Tjatse / req-fast

Fastest way to fetch the web content(HTML stream) from server, supports:redirects, auto decode(e.g.:Chinese), gzip, cookie, proxy...
Apache License 2.0
34 stars 6 forks source link

Fails for raw deflate encoded response #3

Closed entertainyou closed 8 years ago

entertainyou commented 8 years ago

url: http://mp.weixin.qq.com/s?__biz=MjM5MzIyMDExOQ==&mid=400941252&idx=1&sn=0d98926515101df82e552720e93d6f6a&scene=2&srcid=11298yEW5zEhufnUxomV561q&from=timeline&isappinstalled=0#wechat_redirect

The server has "Content-Encoding: deflate" response header, and the response is raw deflate encoded content.

Browsers can parse the url correctly(Firefox&Chromium).

Checked the code, it's not an easy change to recover from inflate error(when error, we can try inflate using zlib.createInflateRaw) or maybe we can remove the deflate part in accept encoding request header(request library only sends "gzip").

Tjatse commented 8 years ago

Thanks a lot, I've noticed this days ago,but haven't figured it out with an elegant way to automatic unzip gzip contents, now it's fixed in 12cfa8c and coverage with full tests.
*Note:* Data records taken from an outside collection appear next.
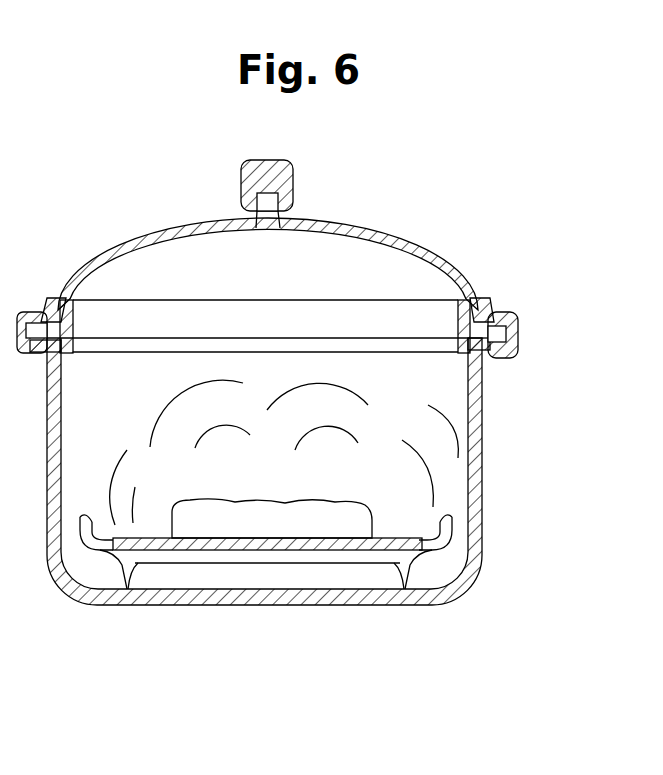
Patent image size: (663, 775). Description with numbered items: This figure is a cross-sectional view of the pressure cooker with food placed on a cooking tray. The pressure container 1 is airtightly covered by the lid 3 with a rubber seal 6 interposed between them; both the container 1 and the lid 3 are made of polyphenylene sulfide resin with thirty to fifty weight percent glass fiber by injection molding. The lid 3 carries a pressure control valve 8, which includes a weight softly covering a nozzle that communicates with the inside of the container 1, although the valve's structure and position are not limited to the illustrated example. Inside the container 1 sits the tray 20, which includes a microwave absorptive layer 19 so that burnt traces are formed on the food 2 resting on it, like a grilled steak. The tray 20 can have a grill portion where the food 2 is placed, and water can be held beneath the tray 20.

The pressure container 1 is at (482, 428).
The food 2 is at (258, 523).
The lid 3 is at (462, 273).
The rubber seal 6 is at (487, 310).
The pressure control valve 8 is at (300, 180).
The microwave absorptive layer 19 is at (380, 550).
The tray 20 is at (187, 558).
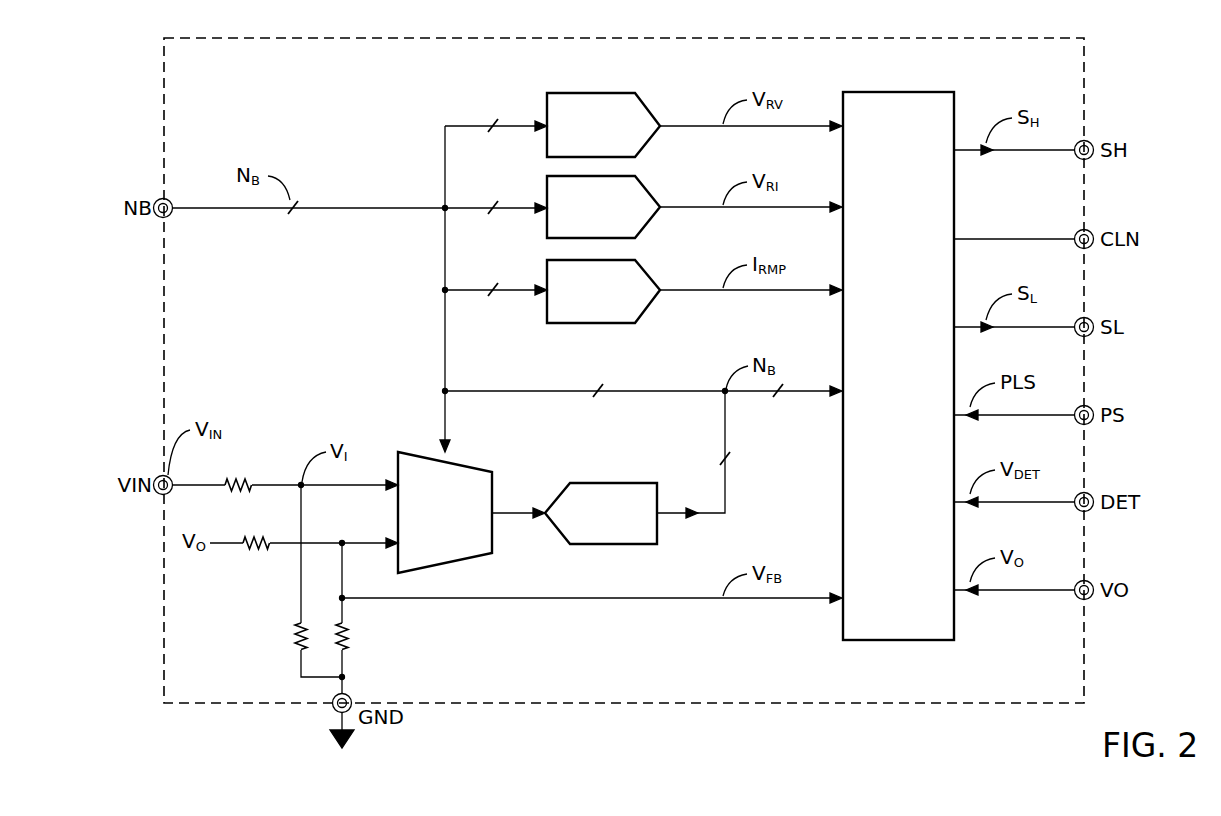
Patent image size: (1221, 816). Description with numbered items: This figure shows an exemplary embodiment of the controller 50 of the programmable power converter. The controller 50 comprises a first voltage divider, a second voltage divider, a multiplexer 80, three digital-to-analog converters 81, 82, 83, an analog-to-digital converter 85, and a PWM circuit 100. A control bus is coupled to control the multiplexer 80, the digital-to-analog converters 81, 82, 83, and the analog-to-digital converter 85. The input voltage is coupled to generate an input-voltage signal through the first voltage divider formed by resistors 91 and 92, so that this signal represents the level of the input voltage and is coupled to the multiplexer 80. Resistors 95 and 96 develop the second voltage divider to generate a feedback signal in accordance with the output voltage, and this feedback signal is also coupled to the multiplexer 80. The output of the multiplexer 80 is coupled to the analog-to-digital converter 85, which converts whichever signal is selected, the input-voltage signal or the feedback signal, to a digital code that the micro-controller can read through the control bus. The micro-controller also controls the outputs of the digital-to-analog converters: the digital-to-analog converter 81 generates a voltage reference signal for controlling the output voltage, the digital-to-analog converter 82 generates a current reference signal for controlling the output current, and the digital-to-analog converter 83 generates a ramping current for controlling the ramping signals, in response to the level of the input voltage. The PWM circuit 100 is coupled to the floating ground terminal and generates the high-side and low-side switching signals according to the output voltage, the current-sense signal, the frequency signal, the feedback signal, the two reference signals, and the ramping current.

The controller 50 is at (164, 130).
The multiplexer 80 is at (474, 462).
The digital-to-analog converter 81 is at (650, 106).
The digital-to-analog converter 82 is at (650, 188).
The digital-to-analog converter 83 is at (650, 271).
The analog-to-digital converter 85 is at (608, 481).
The resistor 91 is at (238, 478).
The resistor 92 is at (290, 636).
The resistor 95 is at (254, 560).
The resistor 96 is at (352, 635).
The PWM circuit 100 is at (882, 90).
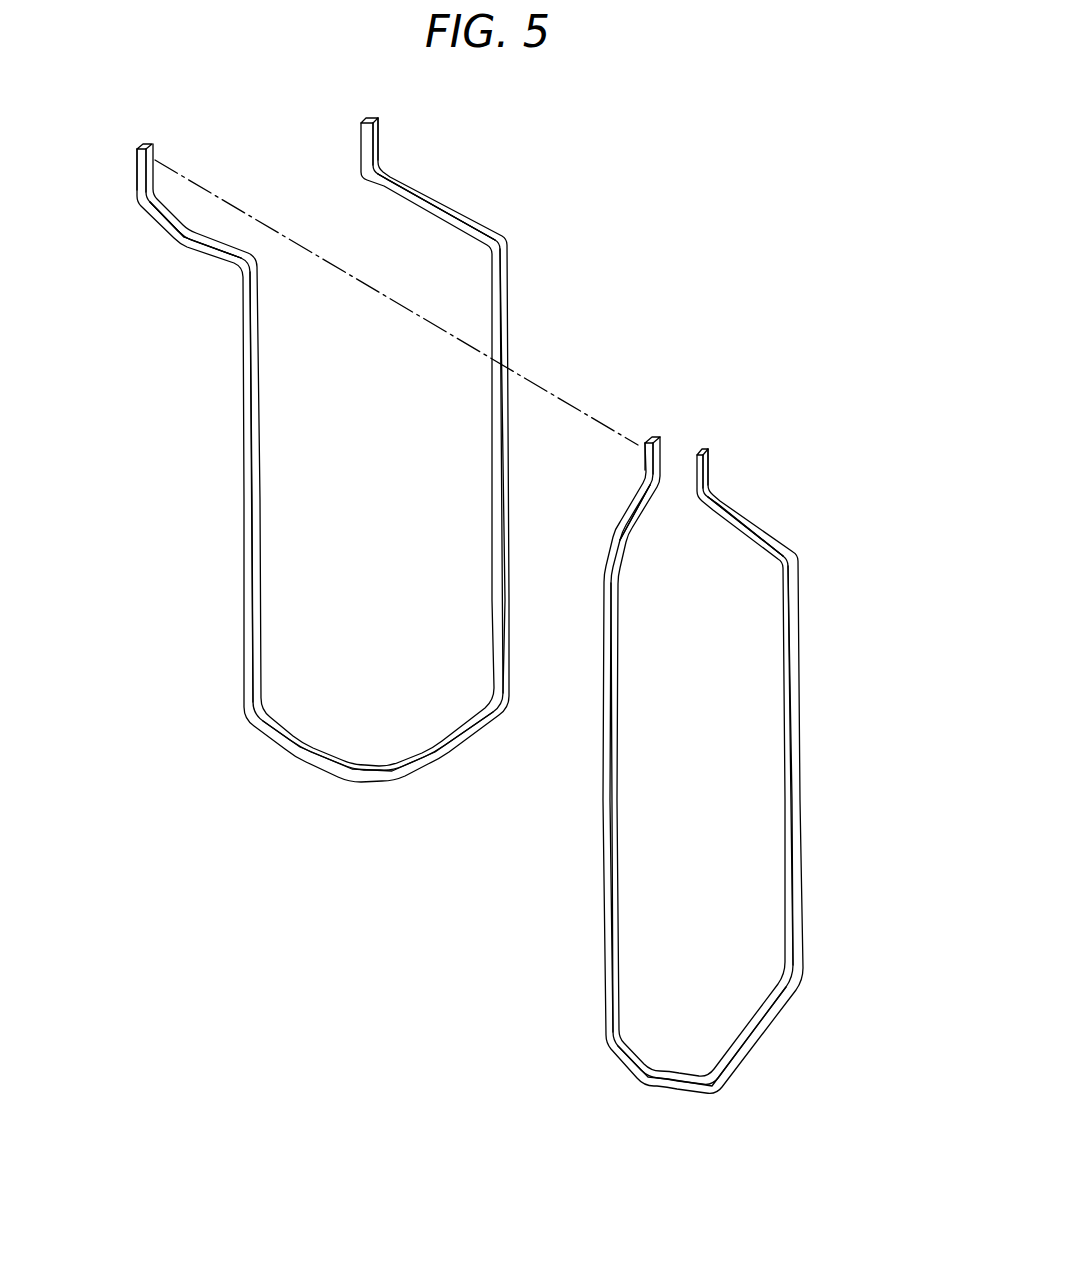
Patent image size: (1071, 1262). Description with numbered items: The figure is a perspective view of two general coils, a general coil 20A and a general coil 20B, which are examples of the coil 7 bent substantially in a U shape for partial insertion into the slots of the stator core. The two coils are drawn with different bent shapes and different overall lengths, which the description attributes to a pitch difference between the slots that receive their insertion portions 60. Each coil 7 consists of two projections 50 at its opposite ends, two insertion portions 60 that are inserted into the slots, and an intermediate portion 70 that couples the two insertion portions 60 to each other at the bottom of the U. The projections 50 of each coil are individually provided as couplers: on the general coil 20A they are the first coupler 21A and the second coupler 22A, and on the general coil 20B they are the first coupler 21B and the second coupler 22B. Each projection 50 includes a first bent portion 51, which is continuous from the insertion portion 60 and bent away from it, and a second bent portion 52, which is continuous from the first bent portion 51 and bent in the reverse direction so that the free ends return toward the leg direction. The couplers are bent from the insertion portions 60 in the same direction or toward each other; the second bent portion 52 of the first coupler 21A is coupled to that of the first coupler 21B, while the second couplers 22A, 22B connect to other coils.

The coil 7 is at (531, 605).
The general coil 20A is at (494, 302).
The general coil 20B is at (907, 708).
The projection 50 is at (451, 327).
The first coupler 21A is at (165, 222).
The second coupler 22A is at (423, 207).
The first coupler 21B is at (648, 497).
The second coupler 22B is at (728, 513).
The first bent portion 51 is at (460, 227).
The second bent portion 52 is at (372, 135).
The insertion portion 60 is at (250, 510).
The intermediate portion 70 is at (373, 777).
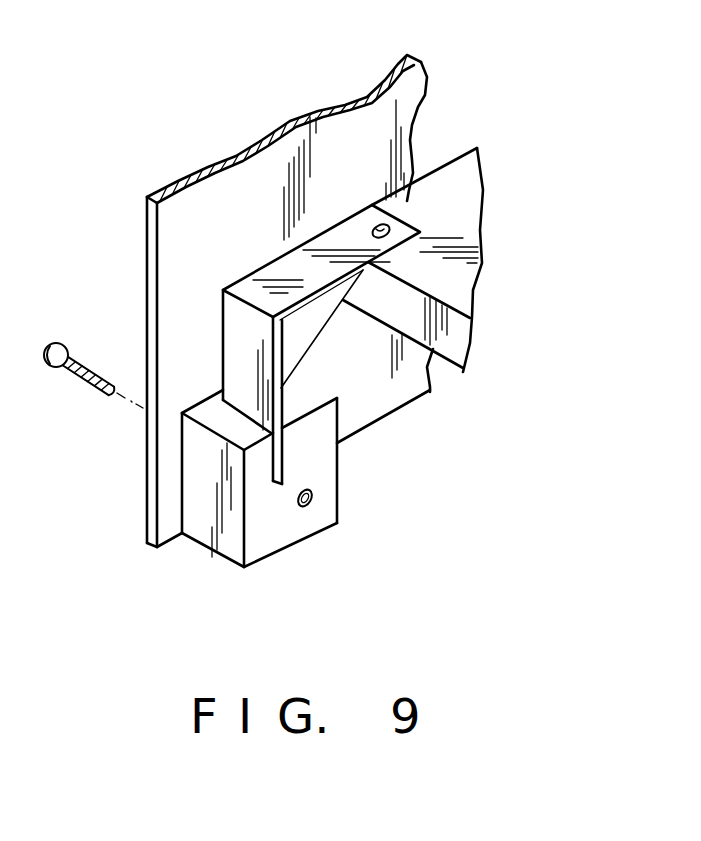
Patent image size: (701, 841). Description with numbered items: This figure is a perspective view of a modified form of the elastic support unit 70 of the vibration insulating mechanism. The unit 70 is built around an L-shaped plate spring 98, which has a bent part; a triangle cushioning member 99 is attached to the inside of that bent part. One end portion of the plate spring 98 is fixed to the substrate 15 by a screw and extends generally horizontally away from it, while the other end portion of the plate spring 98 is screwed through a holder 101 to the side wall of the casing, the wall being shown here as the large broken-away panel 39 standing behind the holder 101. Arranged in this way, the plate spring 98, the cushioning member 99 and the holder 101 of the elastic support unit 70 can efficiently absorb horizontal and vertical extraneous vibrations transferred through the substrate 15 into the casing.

The panel 39 is at (312, 130).
The L-shaped plate spring 98 is at (247, 283).
The triangle cushioning member 99 is at (320, 330).
The substrate 15 is at (471, 210).
The elastic support unit 70 is at (386, 434).
The holder 101 is at (278, 533).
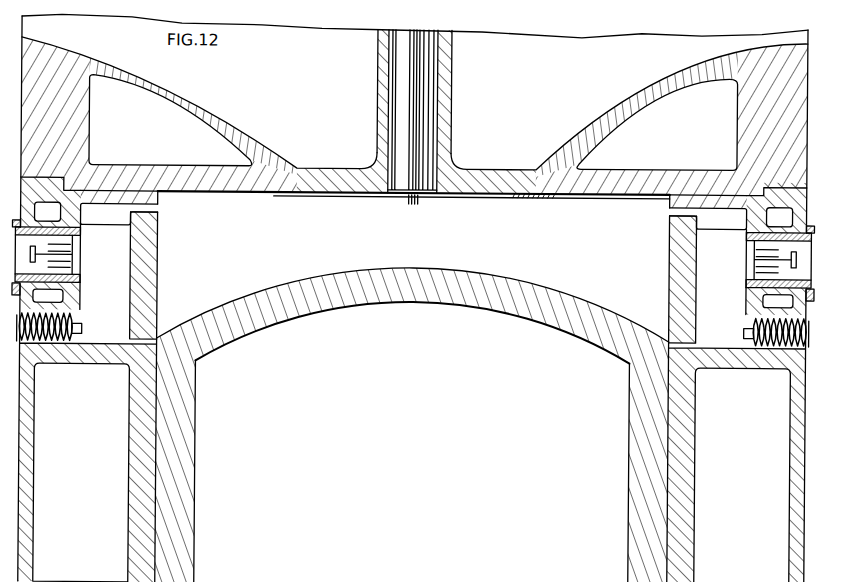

it('auto handled @entertainyou', function(done){
  req('http://mp.weixin.qq.com/s?__biz=MjM5MzIyMDExOQ==&mid=400941252&idx=1&sn=0d98926515101df82e552720e93d6f6a&scene=2&srcid=11298yEW5zEhufnUxomV561q&from=timeline&isappinstalled=0#wechat_redirect', function(err, resp){
    should.not.exist(err);
    should.exist(resp.body);
    expect(resp.body).to.be.a('string');
    done();
  });
});

benchmark:

node benchmark/elapsed_time.js
A sample of 1000 cases:
request x 2.345 ms (+1307.25%, -57.36%).
req-fast x 2.009 ms (+895.52%, -100.00%).
request x 2.449 ms (+879.99%, -59.17%).
req-fast x 1.99 ms (+754.27%, -100.00%).
node benchmark/memory_usage.js
A sample of 1000 cases:
request x 31576.064 bytes (+7553.39%, -2655.45%).
req-fast x 11227.136 bytes (+43752.61%, -37020.83%).
request x 30715.904 bytes (+7741.05%, -2820.36%).
req-fast x 11337.728 bytes (+43975.14%, -45945.38%).
entertainyou commented 8 years ago

@Tjatse , thanks for the quick fix, how to interprete the benchmark results(There are two row of req-fast, and what's the number inside the parenthsis)?

A sample of 1000 cases:
request x 31576.064 bytes (+7553.39%, -2655.45%).
req-fast x 11227.136 bytes (+43752.61%, -37020.83%).
request x 30715.904 bytes (+7741.05%, -2820.36%).
req-fast x 11337.728 bytes (+43975.14%, -45945.38%).
Tjatse commented 8 years ago

I've just tested it twice :) and the numbers in parenthesis obey the following format:

[Module Name] x [AVG] [Unit] (+[(MAX / AVG - 1) * 100]%, -[(1 - MIN / AVG) * 100]%).'

How to run benchmark:

Run local server

node benchmark/server.js 

Elapsed Time

node benchmark/elapsed_time.js 

Memory Usage

node benchmark/memory_usage.js 
Tjatse commented 8 years ago

I am using this module to grab content from internet only, it works great, and like what I said:

GC effects these a lot, and I do not believe the result of process.memoryUsage().rss, request should performances better.

I am using request in lots of other situations, like post / upload data, it is fabulous.